LE BEAT HOTEL : COUPEZ LES LIGNES-MOTS !
Précurseurs des mouvements hippie, punk et techno, les artistes de la Beat Generation ont produit leurs oeuvres les plus radicales dans un mythique et miteux hôtel parisien.
Paris, Académie française, avril 1974. Interviewé pour l'émission « Ouvrez les guillemets » de Bernard Pivot, William S. Burroughs nasille dans un français aussi haché que ses célèbres cut-ups : « j'étais ici 1959 et je n'avais rien de spécial à dire en ce temps, maintenant non plus. Rien n'est historique ».
En ce milieu des années 1970 imbibées de contre-culture, cette séquence résume bien l'état d'esprit du cercle d'amis formé par Allen Ginsberg, Jack Kerouac, William S. Burroughs, Gregory Corso, Peter Orlovsky, Brion Gysin, Neal Cassady et bien d'autres. Étiquetés « écrivains Beat Generation » par les médias, suite au succès mondial du poème Howl de Ginsberg (1956), du roman Sur la route (1957) de Kerouac et du cauchemardesque Festin nu de Burroughs (1959), ils ne revendiquent rien, si ce n'est la liberté de jouir sans entrave.
Hôtel de classe 13
Vingt ans plus tôt, nombre d'entre eux ont entamé une longue quête de dérèglement moral, mystique et linguistique en Europe, au Maroc et en Inde, en réaction au consumérisme et au puritanisme de la société états-unienne. Burroughs fuit notamment les Amériques après avoir tué sa femme au Mexique en jouant à Guillaume Tell avec elle. Tous goûtent à l'ivresse du voyage, des drogues et de sexualités indéfinissables mais paradoxalement pétries de misogynie. De 1958 à 1963, un hôtel sans nom devient leur port d'attache et laboratoire artistique. Situé au 9 rue Gît-le-coeur dans le sixième arrondissement de Paris, c'est un établissement insalubre de classe 13, la plus basse. Il est peuplé d'expatriés sans le sou, tels le poète sud-africain Sinclair Beiles et le photographe Harold Chapman. Paris est alors davantage préoccupé par les attentats liés à la guerre d'algérie que par les petits dealers et la bohême du Quartier latin. L'existentialisme et le jazz y font fureur. Les Beats ont lu Proust, Rimbaud, Baudelaire et les Surréalistes. Ils vénèrent Voyage au bout de la nuit de Céline, qu'ils rencontrent.

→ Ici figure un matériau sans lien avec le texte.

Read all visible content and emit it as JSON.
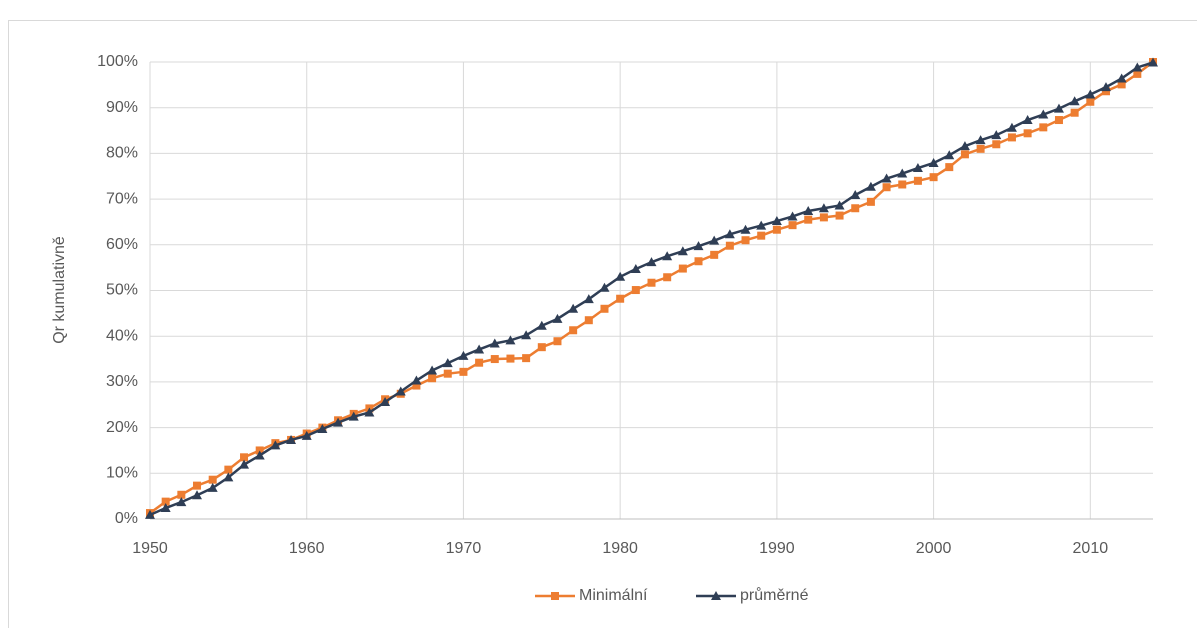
{
  "chart_data": {
    "type": "line",
    "y_label": "Qr kumulativně",
    "x": [
      1950,
      1951,
      1952,
      1953,
      1954,
      1955,
      1956,
      1957,
      1958,
      1959,
      1960,
      1961,
      1962,
      1963,
      1964,
      1965,
      1966,
      1967,
      1968,
      1969,
      1970,
      1971,
      1972,
      1973,
      1974,
      1975,
      1976,
      1977,
      1978,
      1979,
      1980,
      1981,
      1982,
      1983,
      1984,
      1985,
      1986,
      1987,
      1988,
      1989,
      1990,
      1991,
      1992,
      1993,
      1994,
      1995,
      1996,
      1997,
      1998,
      1999,
      2000,
      2001,
      2002,
      2003,
      2004,
      2005,
      2006,
      2007,
      2008,
      2009,
      2010,
      2011,
      2012,
      2013,
      2014
    ],
    "series": [
      {
        "name": "Minimální",
        "color": "#ed7d31",
        "marker": "square",
        "values": [
          1.3,
          3.8,
          5.3,
          7.3,
          8.6,
          10.8,
          13.5,
          15.0,
          16.6,
          17.3,
          18.7,
          20.0,
          21.6,
          23.0,
          24.2,
          26.2,
          27.4,
          29.2,
          30.8,
          31.8,
          32.2,
          34.2,
          35.0,
          35.1,
          35.2,
          37.6,
          38.9,
          41.3,
          43.5,
          46.0,
          48.2,
          50.1,
          51.7,
          52.9,
          54.8,
          56.4,
          57.8,
          59.8,
          61.0,
          62.0,
          63.3,
          64.3,
          65.5,
          66.0,
          66.4,
          68.0,
          69.4,
          72.6,
          73.2,
          74.0,
          74.8,
          77.0,
          79.8,
          81.0,
          82.0,
          83.5,
          84.4,
          85.7,
          87.3,
          88.9,
          91.3,
          93.6,
          95.1,
          97.4,
          100
        ]
      },
      {
        "name": "průměrné",
        "color": "#2f3e55",
        "marker": "triangle",
        "values": [
          0.9,
          2.4,
          3.7,
          5.2,
          6.8,
          9.1,
          11.9,
          13.9,
          16.1,
          17.3,
          18.2,
          19.7,
          21.1,
          22.4,
          23.3,
          25.6,
          27.9,
          30.3,
          32.5,
          34.1,
          35.7,
          37.1,
          38.4,
          39.1,
          40.2,
          42.3,
          43.8,
          46.0,
          48.1,
          50.6,
          53.0,
          54.7,
          56.2,
          57.5,
          58.6,
          59.7,
          60.9,
          62.3,
          63.3,
          64.2,
          65.2,
          66.2,
          67.4,
          68.0,
          68.6,
          70.9,
          72.7,
          74.5,
          75.6,
          76.8,
          77.9,
          79.6,
          81.6,
          82.9,
          84.0,
          85.6,
          87.3,
          88.5,
          89.8,
          91.4,
          92.9,
          94.5,
          96.4,
          98.8,
          99.9
        ]
      }
    ],
    "xlim": [
      1950,
      2014
    ],
    "xticks": [
      1950,
      1960,
      1970,
      1980,
      1990,
      2000,
      2010
    ],
    "ylim": [
      0,
      100
    ],
    "yticks": [
      {
        "value": 0,
        "label": "0%"
      },
      {
        "value": 10,
        "label": "10%"
      },
      {
        "value": 20,
        "label": "20%"
      },
      {
        "value": 30,
        "label": "30%"
      },
      {
        "value": 40,
        "label": "40%"
      },
      {
        "value": 50,
        "label": "50%"
      },
      {
        "value": 60,
        "label": "60%"
      },
      {
        "value": 70,
        "label": "70%"
      },
      {
        "value": 80,
        "label": "80%"
      },
      {
        "value": 90,
        "label": "90%"
      },
      {
        "value": 100,
        "label": "100%"
      }
    ],
    "grid": true,
    "legend": "bottom"
  }
}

Mots d’aujourd’hui pour libération d’hier
La critique a longtemps présenté la Beat Generation comme un mouvement d'écrivains. Ses membres sont pourtant souvent des artistes multimédias, même si ce terme n'existait pas à l'époque. Ils sont de véritables DJS du mot, de l'image et du son, vingt ans avant le sampling hip-hop et techno.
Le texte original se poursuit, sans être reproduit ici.